Kombi aus Ezetimib und Statin lässt Gefäß-Plaques nach akutem Koronarsyndrom unerwartet stark schmelzen

Dr. Jürgen Sartorius

Interessenkonflikte

6. August 2015

Die Kombination aus Atorvastatin und Ezetimib senkt bei Patienten nach perkutaner Koronarintervention die LDL-Spiegel signifikant stärker und bedingt eine signifikant stärkere Regression koronarer Plaques als Atorvastatin allein. Zu diesem Ergebnis kommt eine Forschergruppe um Dr. Kenichi Tsujita und Dr. Hisao Ogawa der Kumamoto Universität, Japan, in einer rein japanischen Multicenterstudie, die im Journal of the American College of Cardiology (JACC) veröffentlicht worden ist [1].

 
Die Verringerung des Cholesterins allein scheint die Reduktion des Atheromvolumens nicht zu erklären. Dr. Filippo Crea und Dr. Gianpaolo Niccoli
 

„Die Verringerung des Cholesterins allein scheint die Reduktion des Atheromvolumens nicht zu erklären, die unter der Kombination mit Ezetimib bei Koronarpatienten unerwartet höher ausfällt als unter Atorvastatin allein“, bestätigen Dr. Filippo Crea und Dr. Gianpaolo Niccoli, beide Institut für Kardiologie, Katholische Universität Sacro Cuore in Rom, Italien, in ihrem Editorial in derselben Ausgabe von JACC [2]. „Die molekularen Mechanismen, die mit Ezetimib zu diesem erfreulichen zusätzlichen Effekt führen, verdienen weitere Untersuchungen.“

Für Prof. Dr. Stephan Baldus, Direktor des Herzzentrums der Universität zu Köln, steht dagegen zunächst die LDL-Cholesterin-Senkung im Vordergrund: „Diese Studie unterstreicht einmal mehr die Potenz einer LDL-Cholesterin-senkenden Therapie auf die Regression koronarer Plaques und demonstriert damit die zentrale pathophysiologische Bedeutung von LDL-Cholesterin für den Progress der Koronarkrankheit.“

Untersuchung mit intravaskulärem Ultraschall

Die Autoren der PRECISE-IVUS-Studie (Plaque Regression with Cholesterol Absorption Inhibitor or Synthesis Inhibitor Evaluated by Intravascular Ultrasound) untersuchten 202 Patienten direkt nach einer erfolgreichen Koronarangiographie oder perkutanen Koronarintervention (PCI) mit intravaskulärem Ultraschall im Hinblick auf vorhandene Plaques. Eine weitere Untersuchung folgte 9 bis 12 Monate später. Die Ultraschallergebnisse der Koronarien wurden von 2 unabhängigen Experten verblindet ausgewertet.
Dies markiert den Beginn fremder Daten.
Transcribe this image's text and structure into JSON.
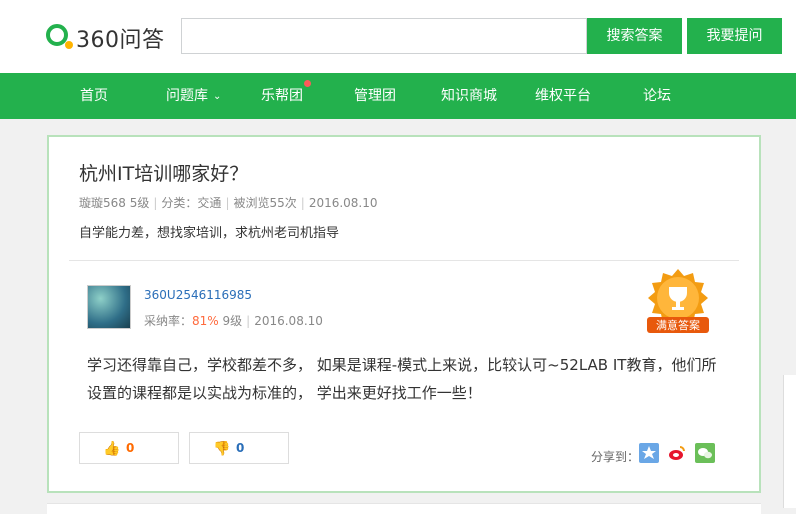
{
  "header": {
    "logo_text": "360问答",
    "search_placeholder": "",
    "search_button": "搜索答案",
    "ask_button": "我要提问"
  },
  "nav": {
    "items": [
      {
        "label": "首页"
      },
      {
        "label": "问题库"
      },
      {
        "label": "乐帮团"
      },
      {
        "label": "管理团"
      },
      {
        "label": "知识商城"
      },
      {
        "label": "维权平台"
      },
      {
        "label": "论坛"
      }
    ]
  },
  "question": {
    "title": "杭州IT培训哪家好？",
    "author": "璇璇568",
    "level": "5级",
    "category": "分类：交通",
    "views": "被浏览55次",
    "date": "2016.08.10",
    "description": "自学能力差，想找家培训，求杭州老司机指导"
  },
  "answer": {
    "user": "360U2546116985",
    "adopt_label": "采纳率：",
    "adopt_rate": "81%",
    "level": "9级",
    "date": "2016.08.10",
    "badge_text": "满意答案",
    "text": "学习还得靠自己，学校都差不多， 如果是课程-模式上来说，比较认可~52LAB IT教育，他们所设置的课程都是以实战为标准的， 学出来更好找工作一些！",
    "upvotes": "0",
    "downvotes": "0",
    "share_label": "分享到："
  },
  "colors": {
    "brand_green": "#23b14d",
    "upvote": "#ff6a00",
    "downvote": "#2a6eb8",
    "badge_orange": "#f39c12"
  }
}
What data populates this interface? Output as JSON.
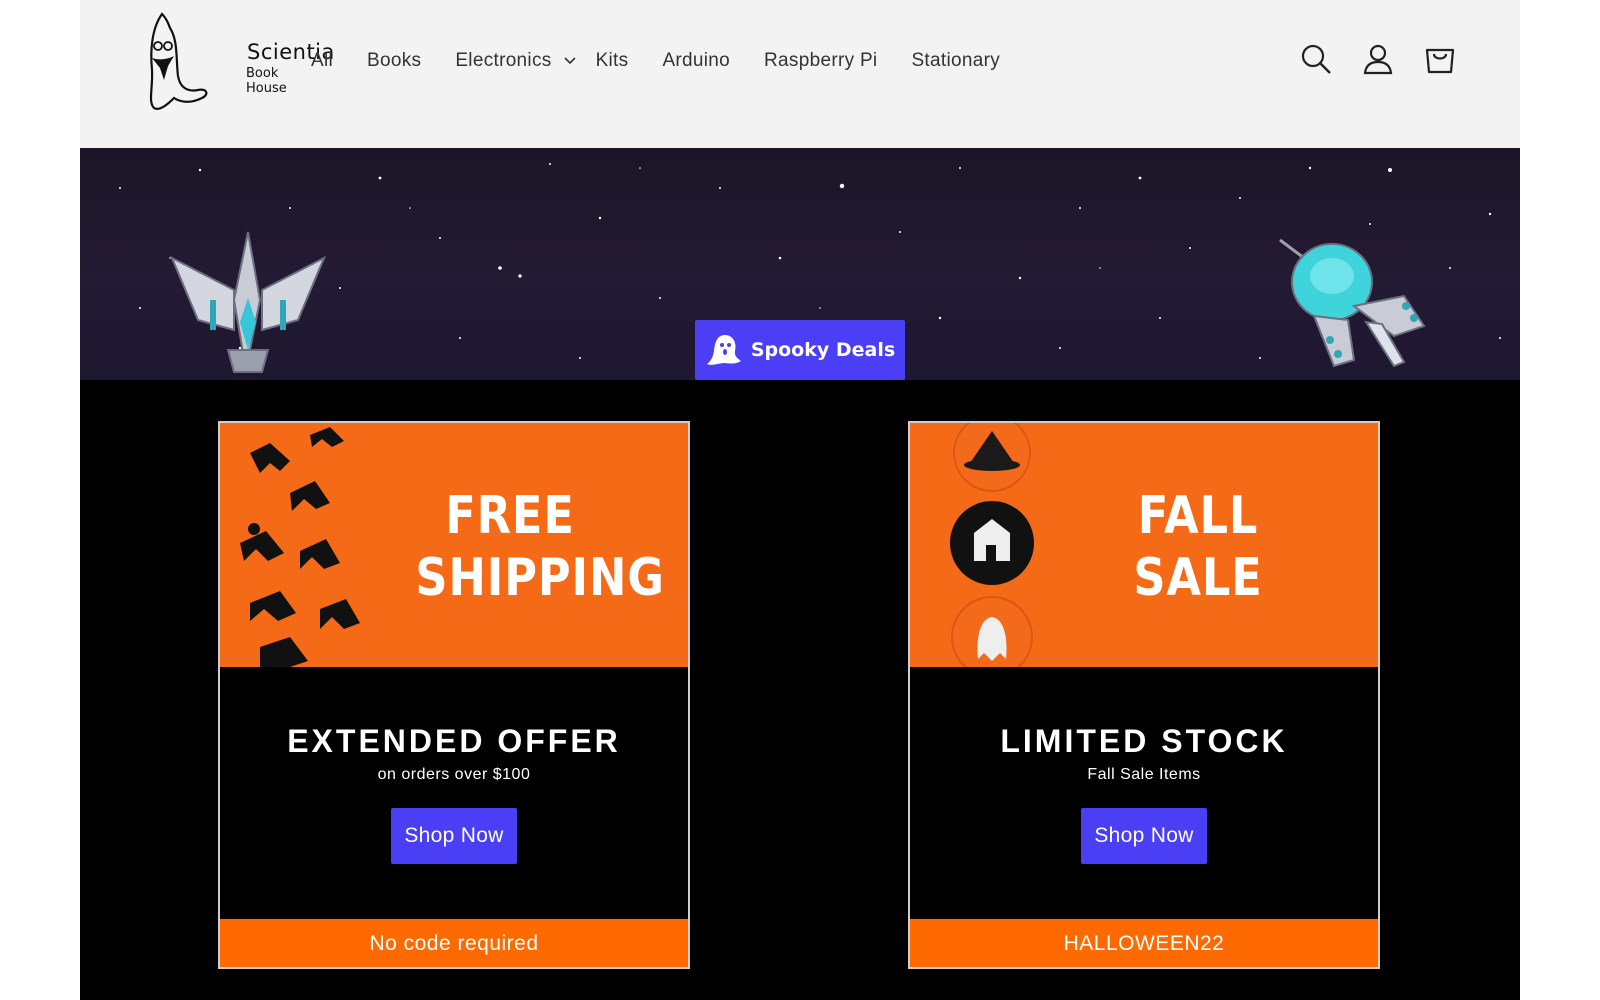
{
  "brand": {
    "name": "Scientia",
    "subtitle": "Book House"
  },
  "nav": {
    "items": [
      {
        "label": "All"
      },
      {
        "label": "Books"
      },
      {
        "label": "Electronics",
        "has_dropdown": true
      },
      {
        "label": "Kits"
      },
      {
        "label": "Arduino"
      },
      {
        "label": "Raspberry Pi"
      },
      {
        "label": "Stationary"
      }
    ]
  },
  "header_icons": [
    "search-icon",
    "account-icon",
    "cart-icon"
  ],
  "hero": {
    "button_label": "Spooky Deals"
  },
  "cards": [
    {
      "image_text": [
        "FREE",
        "SHIPPING"
      ],
      "title": "EXTENDED OFFER",
      "subtitle": "on orders over $100",
      "button": "Shop Now",
      "footer": "No code required"
    },
    {
      "image_text": [
        "FALL",
        "SALE"
      ],
      "title": "LIMITED STOCK",
      "subtitle": "Fall Sale Items",
      "button": "Shop Now",
      "footer": "HALLOWEEN22"
    }
  ],
  "colors": {
    "accent": "#4a3ff5",
    "orange": "#f56a16",
    "footer_orange": "#ff6a00",
    "header_bg": "#f3f3f3",
    "page_bg": "#000000"
  }
}
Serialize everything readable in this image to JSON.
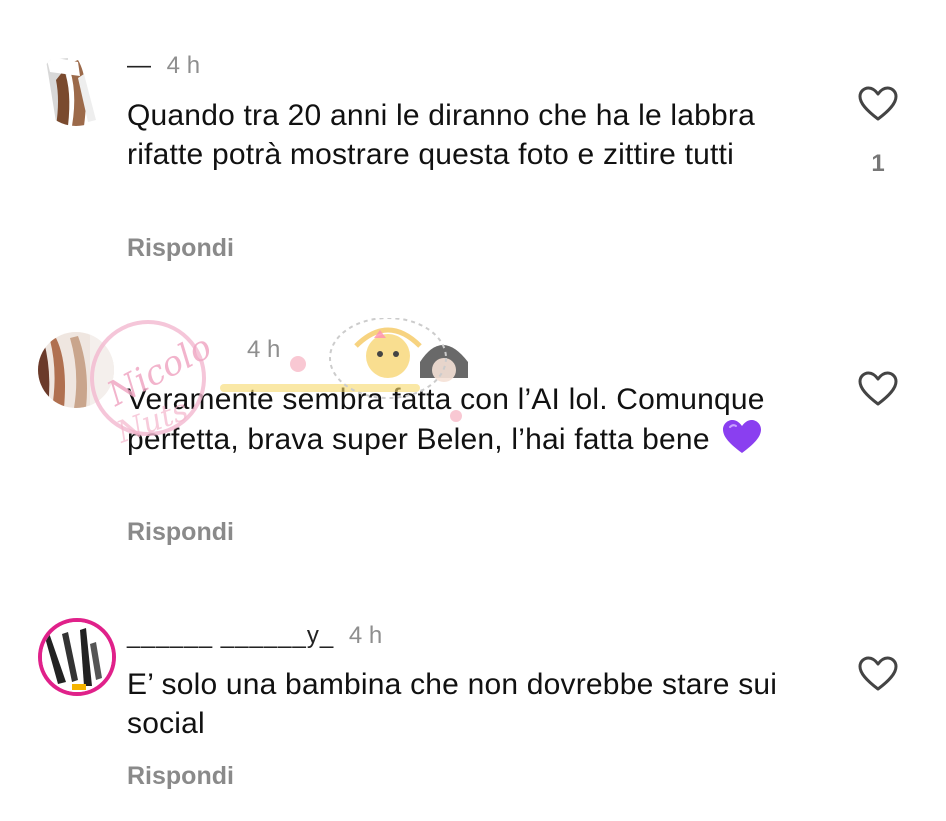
{
  "comments": [
    {
      "username": "—",
      "time": "4 h",
      "text": "Quando tra 20 anni le diranno che ha le labbra rifatte potrà mostrare questa foto e zittire tutti",
      "reply_label": "Rispondi",
      "likes": "1",
      "like_icon": "heart-outline-icon"
    },
    {
      "username": "",
      "time": "4 h",
      "text": "Veramente sembra fatta con l’AI lol. Comunque perfetta, brava super Belen, l’hai fatta bene",
      "emoji": "purple-heart",
      "reply_label": "Rispondi",
      "like_icon": "heart-outline-icon"
    },
    {
      "username": "______ ______y_",
      "time": "4 h",
      "text": "E’ solo una bambina che non dovrebbe stare sui social",
      "reply_label": "Rispondi",
      "like_icon": "heart-outline-icon"
    }
  ],
  "watermark": {
    "text": "Nicolo Nuts"
  },
  "colors": {
    "text": "#111111",
    "muted": "#8e8e8e",
    "reply": "#8a8a8a",
    "emoji_heart": "#8a3ff0"
  }
}
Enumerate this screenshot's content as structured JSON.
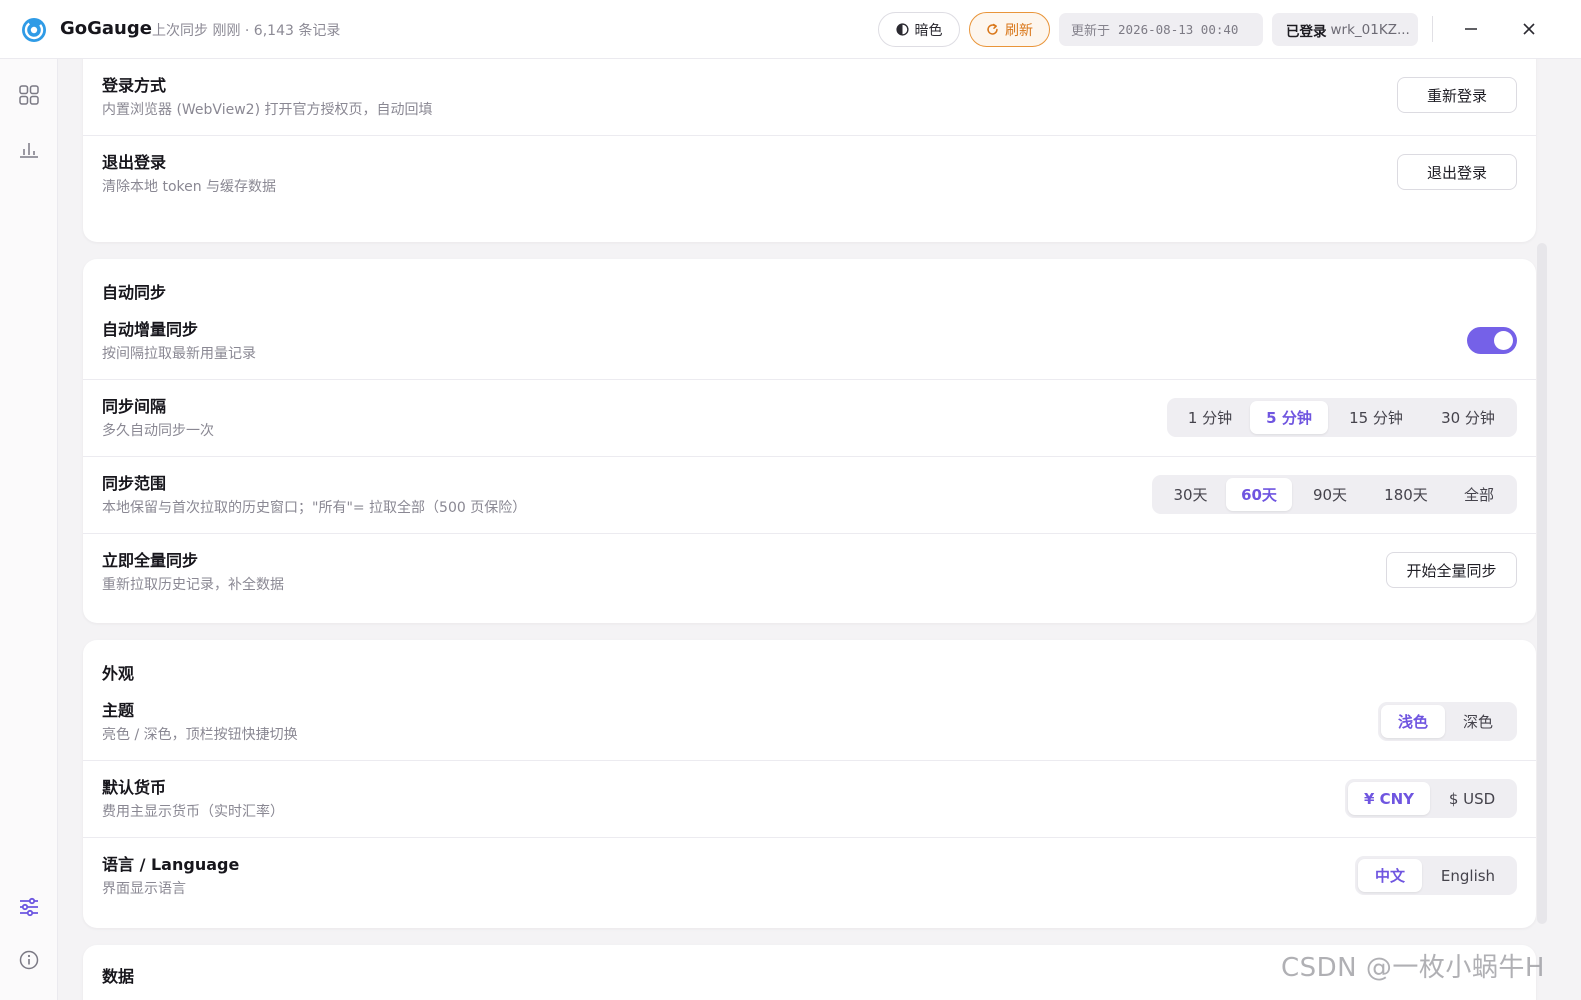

Alle Patienten hatten zu Beginn einen LDL-Spiegel von über 100 mg/dl. Nach dem Eingriff wurde Atorvastatin auftitriert, um einen LDL-Zielwert von unter 70 mg/dl zu erreichen. 100 der 202 Teilnehmer erhielten randomisiert zusätzlich 10 mg Ezetimib pro Tag. Sie waren nach Geschlecht, Alter, Bluthochdruck, Diabetes, peripherer Arterienerkrankung, LDL-, HDL- und Triglyzerid-Spiegel sowie Statin-Behandlung vor Studienbeginn stratifiziert worden. Die Sicherheit der Therapie wurde regelmäßig dokumentiert.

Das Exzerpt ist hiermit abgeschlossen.